Student Spotlight with Joyce Kim

EARLY ELECTION DAYS: In elementary school, College senior Joyce Kim got her first taste of running for student government when she was elected historian. It seems like she hasn’t stopped running for elections since, first in high school, and most recently, for the Undergraduate Assembly (UA). In her first year at Penn, Kim was elected a New Student Representative, and during her sophomore and junior years, she was on the executive committee as Secretary and Social Justice Committee Director, respectively. In April, Kim was elected Student Body President.

CAMPUS CAMPAIGN: In order to win the UA presidency, Kim had to run a serious campaign: She met with student groups all over campus to get endorsements, set up social media accounts for her candidacy, and even developed a platform with her running mate, now-Student Body Vice President Josh Chilcote. Her friends, she says, supported her run, managing her campaign and taking photographs of her and Chilcote. Kim says she also had to debate her opponent three times in one week—a scary proposition since she’s not a debater. “The week leading up to and the week of elections were probably two of my most challenging weeks here at Penn,” Kim says.

PARTY PLATFORM: Kim and Chilcote picked several issues on which to focus their campaign, including the better inclusion of international students into undergraduate life at Penn; preventing sexual assaults and violence; providing more funding for student groups, primarily those that are religious and political in nature; and better integrating students’ voices within Student Financial Services. “Between the two of us, we have had extensive experience with these different issues,” Kim says. “That’s what made us, I think, more credible.”

FUTURE ELECTION?: After graduation, Kim says she’ll likely focus her attention on entering academia rather than running for elected office. She’s interested in pursuing a Ph.D. and either working as a professor or for the U.S. Department of State. Kim is a political science major, and is double-minoring  in Korean studies and urban studies.

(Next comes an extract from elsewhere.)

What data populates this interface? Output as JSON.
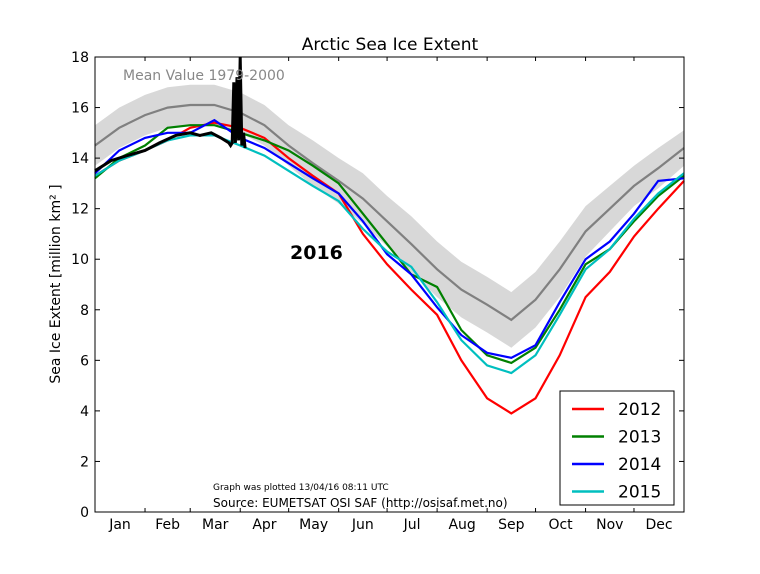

PENN 2,000: Kim describes what she calls the Penn 2,000—which means that out of 10,000 undergraduates, she figures that about 2,000 are actively engaged. As President, Kim hopes to reach the remaining 8,000 students and let them know that the Undergraduate Assembly, with $2.1 million in funding, has the potential to make a significant impact in students’ lives. “I think it’s important for me to try and get that sort of involvement and that connection beyond the Penn 2,000,” Kim says. “I also think it’s important for people to feel like they can be part of the UA, no matter who they are.”